Ohne den Prolog sind es vier Kurzgeschichten. Im Prolog erhascht man einen kurzen, ersten Blick auf die Geschichte und um was es geht. Wir befinden uns im Haus des Traumhändlers, der uns einen Einblick in seinen Beruf gewährt, den wir während der vier folgenden Geschichten näher kennen lernen werden. Eben ein kleiner Blick in den Alltag des Traumhändlers…

 

Das erste Märchen, das der Traumhändler manipuliert, ist Dornröschen. Die Königin wünscht sich sehnlich ein Kind, da der König sie aber kaum beachtet und nur Augen für seine zahlreichen Skulpturen hat, bleibt ihr dieser Wunsch verwehrt. Allerdings nicht lange – denn bald bekommt sie Besuch vom Traumhändler, der ihr ein Kind schenken will, unter der Bedingung, dass das Kind glücklich wird. Denn wenn es in seinem Leben nicht glücklich ist, holt er den „Samen“ wieder zurück.

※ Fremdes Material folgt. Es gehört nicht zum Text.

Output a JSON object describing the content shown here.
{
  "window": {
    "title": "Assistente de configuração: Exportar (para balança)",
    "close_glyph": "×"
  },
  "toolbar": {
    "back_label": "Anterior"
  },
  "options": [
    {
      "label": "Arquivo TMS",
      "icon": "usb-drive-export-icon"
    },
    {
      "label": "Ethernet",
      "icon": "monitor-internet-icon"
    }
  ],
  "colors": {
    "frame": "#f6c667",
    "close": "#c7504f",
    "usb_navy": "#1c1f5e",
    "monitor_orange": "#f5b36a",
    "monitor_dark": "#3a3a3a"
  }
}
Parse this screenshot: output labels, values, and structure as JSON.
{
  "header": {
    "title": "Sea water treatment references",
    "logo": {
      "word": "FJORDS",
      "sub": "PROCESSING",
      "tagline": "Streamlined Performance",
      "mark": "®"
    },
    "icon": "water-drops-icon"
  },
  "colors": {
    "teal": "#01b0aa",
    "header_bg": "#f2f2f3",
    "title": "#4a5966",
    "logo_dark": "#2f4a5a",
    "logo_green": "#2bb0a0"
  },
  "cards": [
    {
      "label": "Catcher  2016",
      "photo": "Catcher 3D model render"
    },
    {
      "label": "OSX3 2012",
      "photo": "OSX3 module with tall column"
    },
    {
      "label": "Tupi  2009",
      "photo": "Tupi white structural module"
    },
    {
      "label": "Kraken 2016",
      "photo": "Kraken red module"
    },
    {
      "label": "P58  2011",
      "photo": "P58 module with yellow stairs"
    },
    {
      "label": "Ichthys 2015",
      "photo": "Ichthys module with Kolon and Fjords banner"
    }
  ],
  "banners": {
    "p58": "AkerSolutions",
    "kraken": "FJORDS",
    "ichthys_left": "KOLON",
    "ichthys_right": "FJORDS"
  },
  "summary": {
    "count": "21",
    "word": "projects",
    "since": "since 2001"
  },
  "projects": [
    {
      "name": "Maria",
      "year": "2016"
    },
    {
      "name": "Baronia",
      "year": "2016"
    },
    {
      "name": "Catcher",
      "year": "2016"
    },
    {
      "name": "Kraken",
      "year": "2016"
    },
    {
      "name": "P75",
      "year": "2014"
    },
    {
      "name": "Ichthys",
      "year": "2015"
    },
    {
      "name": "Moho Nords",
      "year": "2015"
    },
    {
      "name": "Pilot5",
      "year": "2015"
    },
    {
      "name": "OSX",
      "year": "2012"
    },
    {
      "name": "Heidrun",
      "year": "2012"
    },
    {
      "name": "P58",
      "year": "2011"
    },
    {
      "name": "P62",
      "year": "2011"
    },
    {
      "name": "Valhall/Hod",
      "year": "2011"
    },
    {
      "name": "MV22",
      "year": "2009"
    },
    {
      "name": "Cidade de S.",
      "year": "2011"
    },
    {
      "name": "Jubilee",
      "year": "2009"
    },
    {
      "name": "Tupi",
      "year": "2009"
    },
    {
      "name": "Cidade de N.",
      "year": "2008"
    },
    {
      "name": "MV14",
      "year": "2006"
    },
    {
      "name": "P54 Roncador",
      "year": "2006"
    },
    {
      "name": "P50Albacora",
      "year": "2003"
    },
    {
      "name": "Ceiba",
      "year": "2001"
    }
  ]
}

Als Dornröschen zur Welt kommt, ist der König hin und weg von seiner Tochter und lässt seine Skulpturen links liegen. Doch schon an ihrem ersten Geburtstag wird der kleinen Prinzessin ein Fluch auferlegt: An ihrem 15. Geburtstag wird sie sich an einem Spinnrad den Finger stechen und in einen ewigen Schlaf fallen. Da der König dies unbedingt verhindern will, lässt er alle Spinnräder im Land verbrennen. Als Dornröschen an ihrem Geburtstag dann zum ersten Mal ein Spinnrad sieht und es neugierig berührt, erfüllt sich die Prophezeiung und sie fällt in einen tiefen Schlaf. Erst als ein junger, mutiger Mann die Prinzessin rettet, stellt sich heraus, was wirklich mit ihr geschehen ist…

 

Hänsel und Gretel läuft ein wenig anders ab als das erste Märchen. Diesmal stehen die zwei Geschwister nicht vor einem Hexenhaus, sondern vor dem Haus des Traumhändlers, der die zwei Kinder vorläufig bei sich aufnimmt. Das passt dem Mitbewohner des Traumhändlers gar nicht, denn er hasst Menschen. Deshalb versucht er, indem er sich in eine Katze verwandelt, die Kinder vom Haus wegzulocken und einen Abhang runter zu stürzen. Da dieser Plan fehlschlägt und der Kater in seine eigene Grube fällt, kehren Hänsel und Gretel zu dem Haus des Traumhändlers zurück. Dort soll sich dann der Verdacht des Katers, dass die Kinder nur Böses wollen, bestätigen…

 

In der nächsten Geschichte geht es um Die kleine Meerjungfrau. Der Traumhändler besucht eine Meerjungfrau, die mit ihrer umwerfenden Schönheit und ihrer bezaubernden Stimme sämtliche Seefahrer in den Tod lockt. Der Traumhändler bietet ihr eine Wette an: Wenn sie es schafft, dass der Prinz sich in sie verliebt, ohne ihre Stimme zu verwenden, ist das der Beweis ihrer Schönheit. Wenn sie es nicht schafft, wird sie nach 15 Tagen zu Schaum auf dem Meer. Um diese Wette eingehen zu können, bekommt sie einen Trank, der ihre Flosse in Beine verwandelt und ihre Stimme verschwinden lässt.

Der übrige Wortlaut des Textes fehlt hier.